Same shape and error_type values as image generation, but with "video": null. not_configured means no type=video model is set up.

Generating speech (Gemini TTS)

The same /api/media/ namespace serves text-to-speech. The user must configure a type=audio model in settings (recommended: or-tts-gemini-2-5-flash, the cheap+fast default).

Endpoint

POST http://${CLACKY_SERVER_HOST}:${CLACKY_SERVER_PORT}/api/media/audio/speech

Check GET /api/media/types first — if audio.configured = false, tell the user to add a type=audio model in settings before generating.

Request

curl -s -X POST http://${CLACKY_SERVER_HOST}:${CLACKY_SERVER_PORT}/api/media/audio/speech \
  -H "Content-Type: application/json" \
  -d '{
    "input": "Hello and welcome to openclacky. Today we will explore...",
    "voice": "Kore",
    "output_dir": "'"$(pwd)"'"
  }'

Field	Required	Values	Notes
`input`	yes	string	The text to speak. Plain prose works best; you can prefix with style cues like "Say cheerfully:" or "In a calm tone:".
`voice`	no	string voice name	Defaults to `Kore`. Common Gemini voices: `Kore`, `Puck`, `Charon`, `Fenrir`, `Aoede`.
`output_dir`	yes	absolute path	Always pass `$(pwd)` so files land in the current session workspace. WAV saved under `<output_dir>/assets/generated/`.
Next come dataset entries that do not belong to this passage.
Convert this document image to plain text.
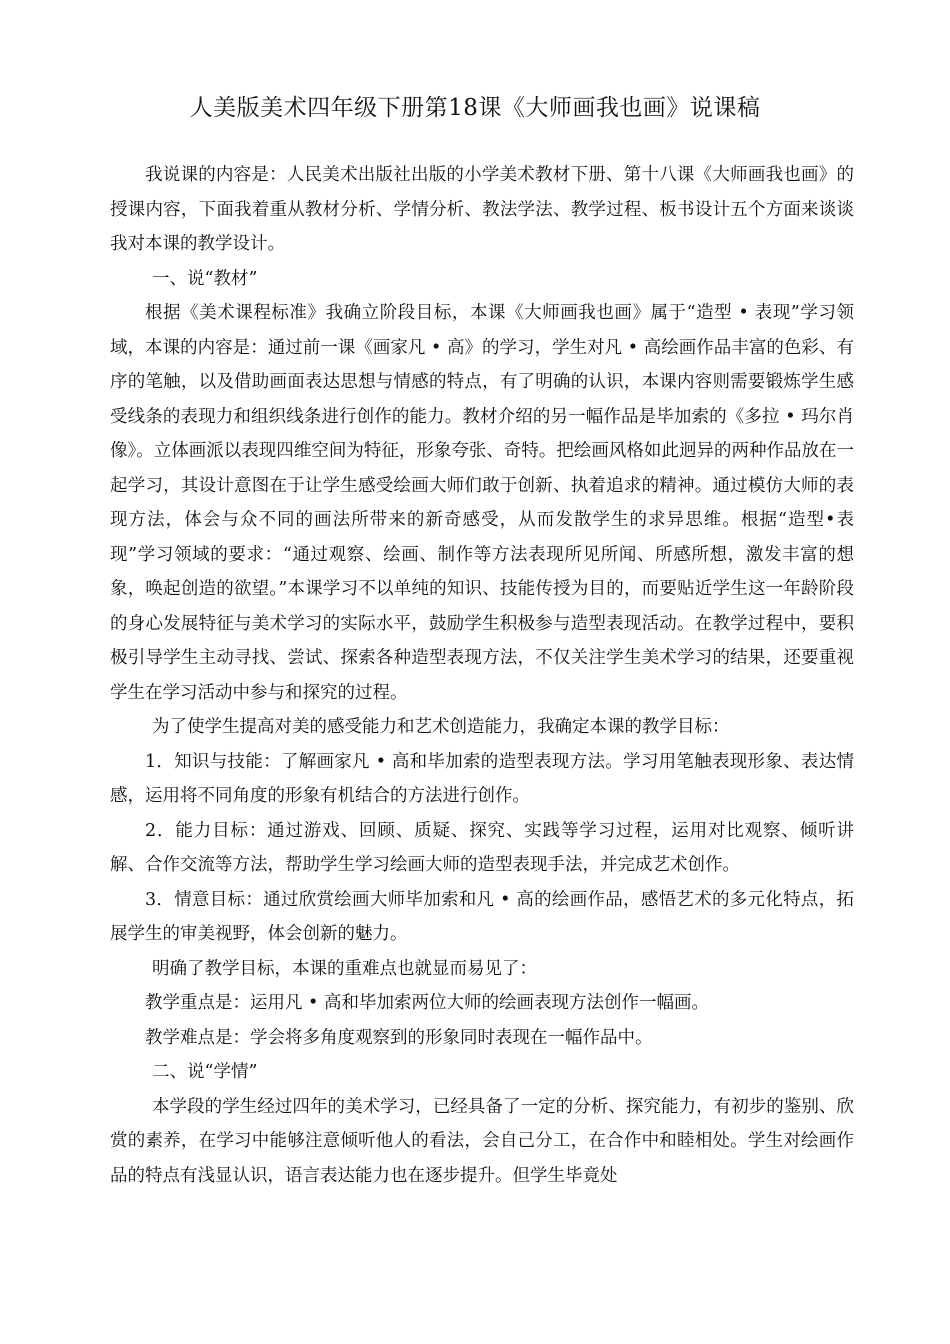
人美版美术四年级下册第18课《大师画我也画》说课稿

我说课的内容是：人民美术出版社出版的小学美术教材下册、第十八课《大师画我也画》的授课内容，下面我着重从教材分析、学情分析、教法学法、教学过程、板书设计五个方面来谈谈我对本课的教学设计。

一、说“教材”

根据《美术课程标准》我确立阶段目标，本课《大师画我也画》属于“造型 • 表现”学习领域，本课的内容是：通过前一课《画家凡 • 高》的学习，学生对凡 • 高绘画作品丰富的色彩、有序的笔触，以及借助画面表达思想与情感的特点，有了明确的认识，本课内容则需要锻炼学生感受线条的表现力和组织线条进行创作的能力。教材介绍的另一幅作品是毕加索的《多拉 • 玛尔肖像》。立体画派以表现四维空间为特征，形象夸张、奇特。把绘画风格如此迥异的两种作品放在一起学习，其设计意图在于让学生感受绘画大师们敢于创新、执着追求的精神。通过模仿大师的表现方法，体会与众不同的画法所带来的新奇感受，从而发散学生的求异思维。根据“造型•表现”学习领域的要求：“通过观察、绘画、制作等方法表现所见所闻、所感所想，激发丰富的想象，唤起创造的欲望。”本课学习不以单纯的知识、技能传授为目的，而要贴近学生这一年龄阶段的身心发展特征与美术学习的实际水平，鼓励学生积极参与造型表现活动。在教学过程中，要积极引导学生主动寻找、尝试、探索各种造型表现方法，不仅关注学生美术学习的结果，还要重视学生在学习活动中参与和探究的过程。

为了使学生提高对美的感受能力和艺术创造能力，我确定本课的教学目标：

1．知识与技能：了解画家凡 • 高和毕加索的造型表现方法。学习用笔触表现形象、表达情感，运用将不同角度的形象有机结合的方法进行创作。

2．能力目标：通过游戏、回顾、质疑、探究、实践等学习过程，运用对比观察、倾听讲解、合作交流等方法，帮助学生学习绘画大师的造型表现手法，并完成艺术创作。

3．情意目标：通过欣赏绘画大师毕加索和凡 • 高的绘画作品，感悟艺术的多元化特点，拓展学生的审美视野，体会创新的魅力。

明确了教学目标，本课的重难点也就显而易见了：

教学重点是：运用凡 • 高和毕加索两位大师的绘画表现方法创作一幅画。

教学难点是：学会将多角度观察到的形象同时表现在一幅作品中。

二、说“学情”

本学段的学生经过四年的美术学习，已经具备了一定的分析、探究能力，有初步的鉴别、欣赏的素养，在学习中能够注意倾听他人的看法，会自己分工，在合作中和睦相处。学生对绘画作品的特点有浅显认识，语言表达能力也在逐步提升。但学生毕竟处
Generation typically takes 2–10 seconds depending on length. The request blocks until the WAV is ready.

Response (success)

{
  "success": true,
  "audio": "/abs/path/to/working_dir/assets/generated/tts_20260615_233522_4ff02705.wav",
  "model": "or-tts-gemini-2-5-flash",
  "provider": "openclacky",
  "input": "Hello and welcome to openclacky...",
  "voice": "Kore",
  "mime_type": "audio/wav",
  "usage": { "prompt_tokens": 13, "completion_tokens": 122, "total_tokens": 135 },
  "cost_usd": 0.000259
}

The audio field is an absolute path on disk. Output is mono 16-bit PCM at 24 kHz wrapped in a standard WAV container — playable by any browser, OS player, or <audio> tag without conversion.
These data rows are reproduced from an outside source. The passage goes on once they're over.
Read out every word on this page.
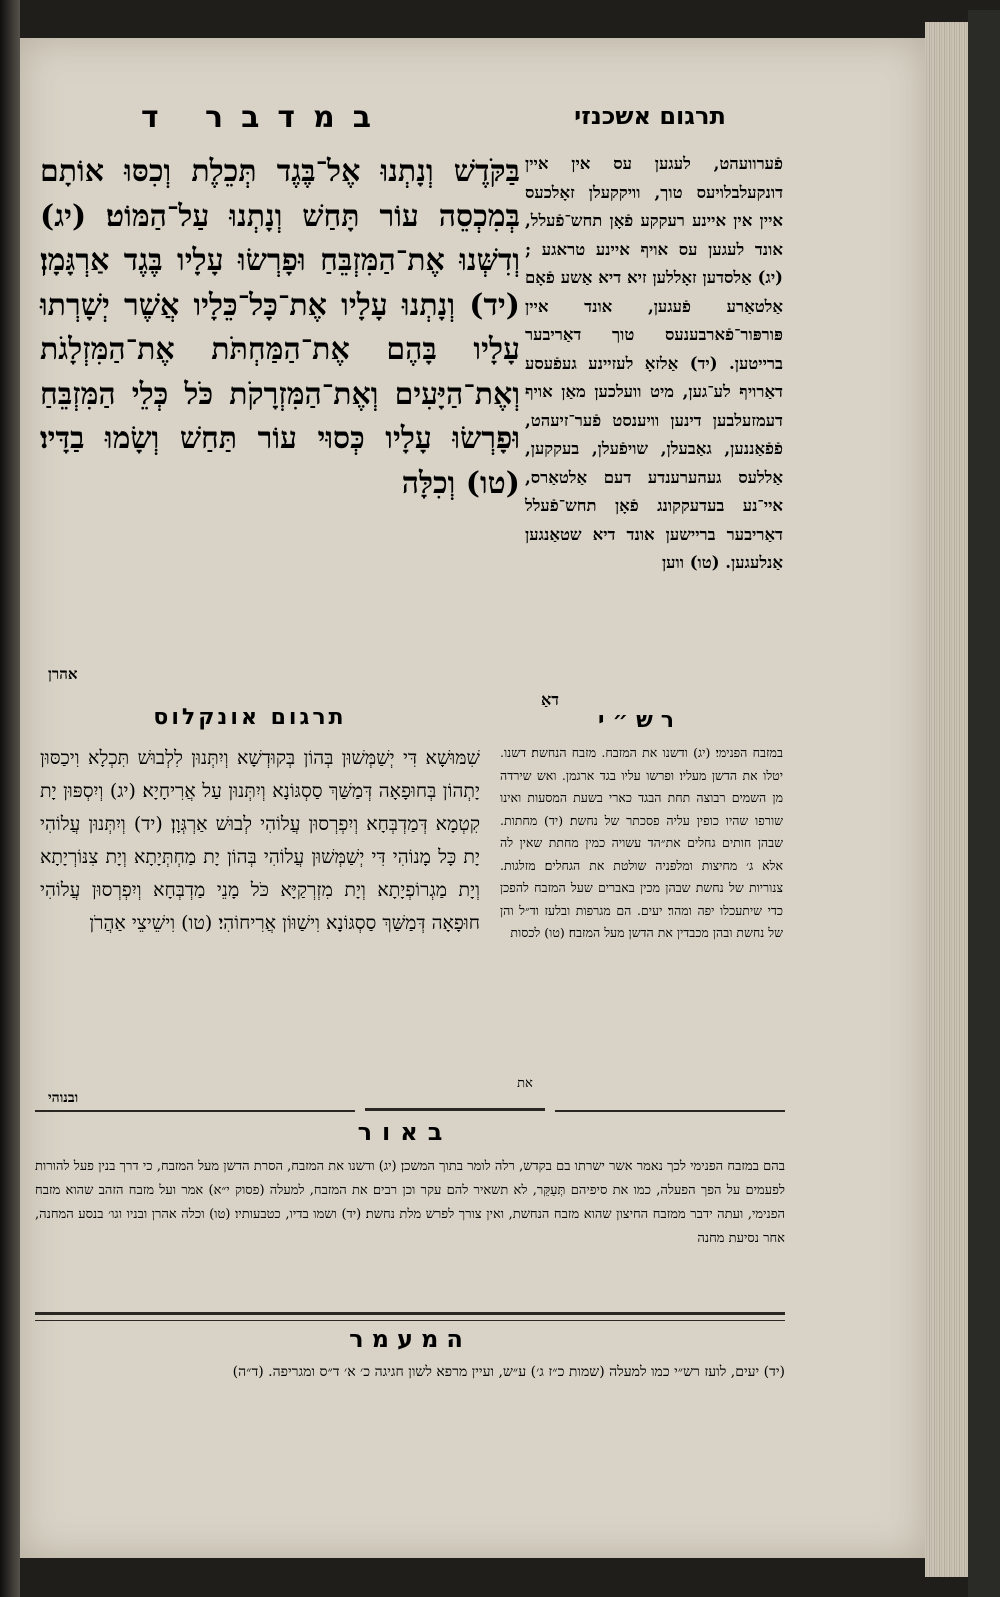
במדבר ד	תרגום אשכנזי
בַּקֹּדֶשׁ וְנָתְנוּ אֶל־בֶּגֶד תְּכֵלֶת וְכִסּוּ אוֹתָם בְּמִכְסֵה עוֹר תָּחַשׁ וְנָתְנוּ עַל־הַמּוֹט׃ (יג) וְדִשְּׁנוּ אֶת־הַמִּזְבֵּחַ וּפָרְשׂוּ עָלָיו בֶּגֶד אַרְגָּמָן׃ (יד) וְנָתְנוּ עָלָיו אֶת־כָּל־כֵּלָיו אֲשֶׁר יְשָׁרְתוּ עָלָיו בָּהֶם אֶת־הַמַּחְתֹּת אֶת־הַמִּזְלָגֹת וְאֶת־הַיָּעִים וְאֶת־הַמִּזְרָקֹת כֹּל כְּלֵי הַמִּזְבֵּחַ וּפָרְשׂוּ עָלָיו כְּסוּי עוֹר תַּחַשׁ וְשָׂמוּ בַדָּיו׃ (טו) וְכִלָּה
אהרן
פֿערוועהט, לעגען עס אין איין דונקעלבלויעס טוך, וויקקעלן זאָלכעס איין אין איינע רעקקע פֿאָן תחש־פֿעלל, אונד לעגען עס אויף איינע טראגע ; (יג) אַלסדען זאָללען זיא דיא אַשע פֿאָם אַלטאַרע פֿעגען, אונד איין פּורפּור־פֿארבענעס טוך דאַריבער ברייטען. (יד) אַלזאָ לעזיינע געפֿעסע דאַרויף לע־גען, מיט וועלכען מאַן אויף דעמזעלבען דינען וויענסט פֿער־זיעהט, פֿפֿאַננען, גאַבעלן, שויפֿעלן, בעקקען, אַללעס געהערענדע דעם אַלטאַרס, איי־נע בעדעקקונג פֿאָן תחש־פֿעלל דאַריבער בריישען אונד דיא שטאַנגען אַנלעגען. (טו) ווען
דאַ
תרגום אונקלוס
שִׁמּוּשָׁא דִּי יְשַׁמְּשׁוּן בְּהוֹן בְּקוּדְשָׁא וְיִתְּנוּן לִלְבוּשׁ תִּכְלָא וִיכַסּוּן יָתְהוֹן בְּחוּפָאָה דְּמַשַּׁךְ סַסְגּוֹנָא וְיִתְּנוּן עַל אֲרִיחָיָא׃ (יג) וְיִסְפּוּן יָת קִטְמָא דְּמַדְבְּחָא וְיִפְרְסוּן עֲלוֹהִי לְבוּשׁ אַרְגְּוָן׃ (יד) וְיִתְּנוּן עֲלוֹהִי יָת כָּל מָנוֹהִי דִּי יְשַׁמְּשׁוּן עֲלוֹהִי בְּהוֹן יָת מַחְתְּיָתָא וְיָת צִנּוֹרְיָתָא וְיָת מַגְרוֹפְיָתָא וְיָת מִזְרְקַיָּא כֹּל מָנֵי מַדְבְּחָא וְיִפְרְסוּן עֲלוֹהִי חוּפָאָה דְּמַשַּׁךְ סַסְגּוֹנָא וִישַׁוּוֹן אֲרִיחוֹהִי׃ (טו) וִישֵׁיצֵי אַהֲרֹן
ובנוהי
רש״י
במזבח הפנימי׃ (יג) ודשנו את המזבח. מזבח הנחשת׃ דשנו. יטלו את הדשן מעליו׃ ופרשו עליו בגד ארגמן. ואש שירדה מן השמים רבוצה תחת הבגד כארי בשעת המסעות ואינו שורפו שהיו כופין עליה פסכתר של נחשת׃ (יד) מחתות. שבהן חותים גחלים את״הד עשויה כמין מחתת שאין לה אלא ג׳ מחיצות ומלפניה שולטת את הגחלים׃ מזלגות. צנוריות של נחשת שבהן מכין באברים שעל המזבח להפכן כדי שיתעכלו יפה ומהר׃ יעים. הם מגרפות ובלעז וד״ל והן של נחשת ובהן מכבדין את הדשן מעל המזבח׃ (טו) לכסות
את
באור
בהם במזבח הפנימי לכך נאמר אשר ישרתו בם בקדש, רלה לומר בתוך המשכן׃ (יג) ודשנו את המזבח, הסרת הדשן מעל המזבח, כי דרך בנין פעל להורות לפעמים על הפך הפעלה, כמו את סיפיהם תְּעַקֵּר, לא תשאיר להם עקר וכן רבים׃ את המזבח, למעלה (פסוק י״א) אמר ועל מזבח הזהב שהוא מזבח הפנימי, ועתה ידבר ממזבח החיצון שהוא מזבח הנחשת, ואין צורך לפרש מלת נחשת׃ (יד) ושמו בדיו, כטבעותיו׃ (טו) וכלה אהרן ובניו וגו׳ בנסע המחנה, אחר נסיעת מחנה
המעמר
(יד) יעים, לועז רש״י כמו למעלה (שמות כ״ז ג׳) ע״ש, ועיין מרפא לשון חגיגה כ׳ א׳ ד״ס ומגריפה. (ד״ה)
To let the user hear it, write a markdown link in your reply:

[🔊 听一下](file:///abs/path/from/response.wav)

For embedding in HTML documents, use:

<audio controls src="./assets/generated/xxx.wav"></audio>

Response (failure)

Same shape and error_type values as image generation, but with "audio": null. not_configured means no type=audio model is set up.

Cost & length tips

Gemini TTS bills by tokens (input text + generated audio). A typical one-paragraph narration costs well under $0.001.
For long-form audio (>1 minute), split the script into paragraphs and generate each separately, then concatenate locally — avoids upstream truncation and gives you finer control over pacing.
Voice consistency: Gemini TTS does not currently support voice cloning; use the same voice name across calls in one project to keep the narrator consistent.